Canonicalize a SMILES string via RDKit's TautomerEnumerator, normalizing
different tautomeric forms (e.g., keto/enol, lactam/lactim) to the same
canonical representation.

| Parameter | Type | Default | Description |
|-----------|------|---------|-------------|
| `smiles` | `str` | *required* | Input SMILES string |

**Returns:** ``tuple[str, bool]`` — ``(tautomer_canonical_smiles, ok)`` where
*ok* is ``False`` if the input SMILES is invalid or tautomer enumeration fails.

---

### `como._result_to_smiles(result, mode="postprocess")`

Low-level: convert a raw prediction result dict (from :func:`predict` with
``smiles_mode=None``) to a canonical SMILES string.

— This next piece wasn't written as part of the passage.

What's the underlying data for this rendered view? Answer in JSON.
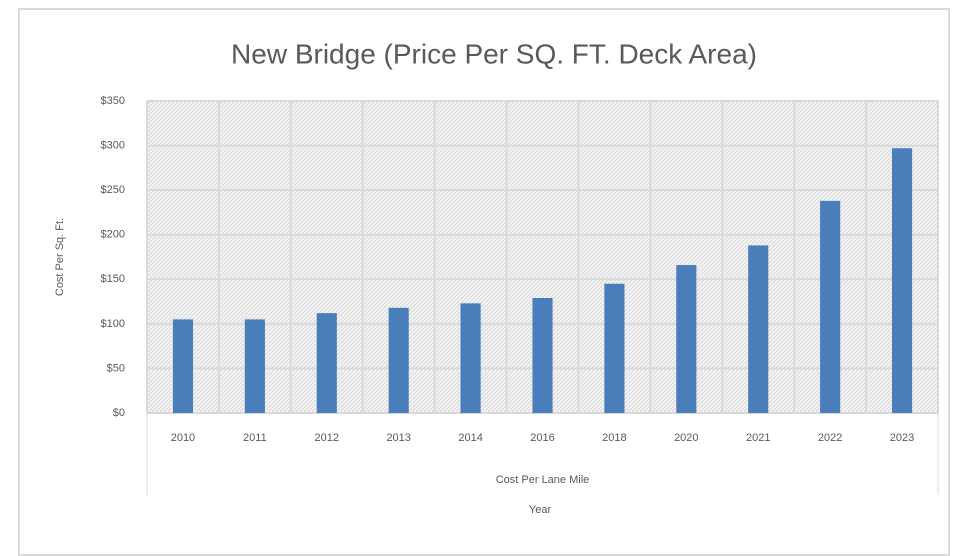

| Parameter | Type | Default | Description |
|-----------|------|---------|-------------|
| `result` | `dict` | *required* | Raw prediction dict with keys ``smiles``, ``symbols``, ``coords``, ``bond_mat``, ``success`` |
| `mode` | `str` | ``"postprocess"`` | SMILES reconstruction mode |

*mode* options:

| Mode | Source | Chirality | Description |
|------|--------|-----------|-------------|
| ``"decoder"`` | Decoder token sequence | ✗ | Raw decoder SMILES, no graph info used. Fastest but lowest quality. |
| ``"graph"`` | Predicted atoms + bonds | ✓ | Reconstructs SMILES entirely from predicted atom symbols, coordinates, and bond matrix. Chirality restored via `_verify_chirality`. |
| ``"postprocess"`` | Decoder + atoms + bonds | ✓ | Starts from decoder SMILES, replaces R-groups/abbreviations, restores chirality from predicted coordinates and bond matrix, then expands functional groups back. Best quality. |

**Returns:** ``str`` or ``None`` — canonical SMILES string, or ``None`` if conversion fails.

## Model Weights

Pre-trained model weights are available on HuggingFace:

| Checkpoint | Reward Mode | Description |
|-----------|-------------|-------------|
| `COMO_joint/tanimoto/final.pth` | Tanimoto | Joint MLE+MRT (Tanimoto reward) |
| `COMO_joint/edit_distance/final.pth` | Edit Distance | Joint MLE+MRT (Edit Distance reward) |
| `COMO_joint/visual/final.pth` | Visual | Joint MLE+MRT (Visual reward) |

Download from: **https://huggingface.co/Keylab/COMO**

## Benchmark Datasets

Benchmark datasets (images + CSV ground truth) are available on HuggingFace Datasets:

| Dataset | Images | Type |
|---------|--------|------|
| USPTO | ~6K | Real patent images |
| USPTO-10K | ~10K | Real patent images |
| CLEF | ~5K | Real patent images |
| JPO | ~3K | Real patent images |
| UOB | ~4K | Real academic images |
| staker | ~1K | Real images |
| acs | ~2K | Real publication images |
| WildMol-10K | ~10K | Real wild images |
| indigo | ~8K | Synthetic (Indigo-rendered) |
| chemdraw | ~8K | Synthetic (ChemDraw style) |

Download from: **https://huggingface.co/Keylab/COMO** (see `benchmarks/` folder)

## Citation

If you use COMO in your research, please cite:

```bibtex
@article{lyu2026closed,
  title={COMO: Closed-Loop Optical Molecule Recognition with Minimum Risk Training},
  author={Lyu, Zhuoqi and Ke, Qing},
  journal={arXiv preprint arXiv:2604.23546},
  year={2026}
}
```

## License

- **Code** (`como/` package): MIT License
- **Model Weights** (`.pth` files): CC BY-NC 4.0 (non-commercial use only)
- **Benchmark Datasets**: collected from existing public OCSR benchmarks; please refer to their
  original sources for license and attribution:

| Dataset | Source |
|---------|--------|
| USPTO, CLEF, JPO, UOB, Staker | [Rajan et al., 2020](https://github.com/Kohulan/OCSR_Review), [Xiong et al., 2023](https://github.com/jiachengxiong/alpha-Extractor) |
| Indigo, ChemDraw, ACS, Staker | [Qian et al., 2023](https://github.com/thomas0809/MolScribe) |
| USPTO-10K | [Morin et al., 2023](https://huggingface.co/datasets/docling-project/USPTO-30K) |
| WildMol-10K | [Fang et al., 2025](https://github.com/orgs/Chem-Struct-ML/repositories) |

See [LICENSE](LICENSE) for full terms.